TIDAK PERLU berat-berat memulai untuk bersikap baik terhadap orang di luar circle kalian. Kita bisa memulainya dari inner circle kalian dulu. Yakni, orang tua, keluarga, pasangan hidup, anak, tetangga, sahabat, teman, kerabat, atau orang-orang yang berpotensi akan kalian temui setiap hari seperti rekan kerja, rekan PKK, rekan bisnis, rekan apapun itu.

Penerima blocking language biasanya menutupi keadaan sakit hatinya, namun tak sedikit yang melawan.
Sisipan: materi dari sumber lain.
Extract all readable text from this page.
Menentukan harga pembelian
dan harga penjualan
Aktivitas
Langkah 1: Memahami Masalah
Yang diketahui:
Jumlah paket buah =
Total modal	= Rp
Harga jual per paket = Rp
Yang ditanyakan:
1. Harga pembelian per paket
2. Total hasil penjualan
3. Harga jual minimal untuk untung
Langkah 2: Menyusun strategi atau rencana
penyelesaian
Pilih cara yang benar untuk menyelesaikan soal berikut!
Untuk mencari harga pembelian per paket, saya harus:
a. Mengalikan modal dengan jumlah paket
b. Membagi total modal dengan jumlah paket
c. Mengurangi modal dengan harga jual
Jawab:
Melawan di sini berarti si penerima juga melakukan blocking language yang sama, dan yang terjadi adalah rusaknya makna dan definisi makhluk sosial.

Kalian, dan saya, yang seharusnya menjadi makhluk sosial, tetapi karena kita berdua sama-sama melakukan blocking language, akhirnya pada saat salah satu dari kita mati, tidak ada satu pun dari kita yang pergi melayat. Atau pada kasus lainnya, saat kita mengalami kecelakaan, tidak akan ada satu pun yang menolong.

Konyolnya, hal itu terjadi hanya karena mindset sederhana :

LO KAN BUKAN TEMEN GUE. GUE GA KENAL LO.

Jadi...,

YOU GUYS NEED TO STOP.

Let's start being The Avengers.

Jika kalian tidak bisa menemukan dimana si orang baik dan si penolong itu berada, JADILAH SALAH SATUNYA.

JADILAH SI ORANG BAIK ITU, DAN JADILAH SI PENOLONG ITU!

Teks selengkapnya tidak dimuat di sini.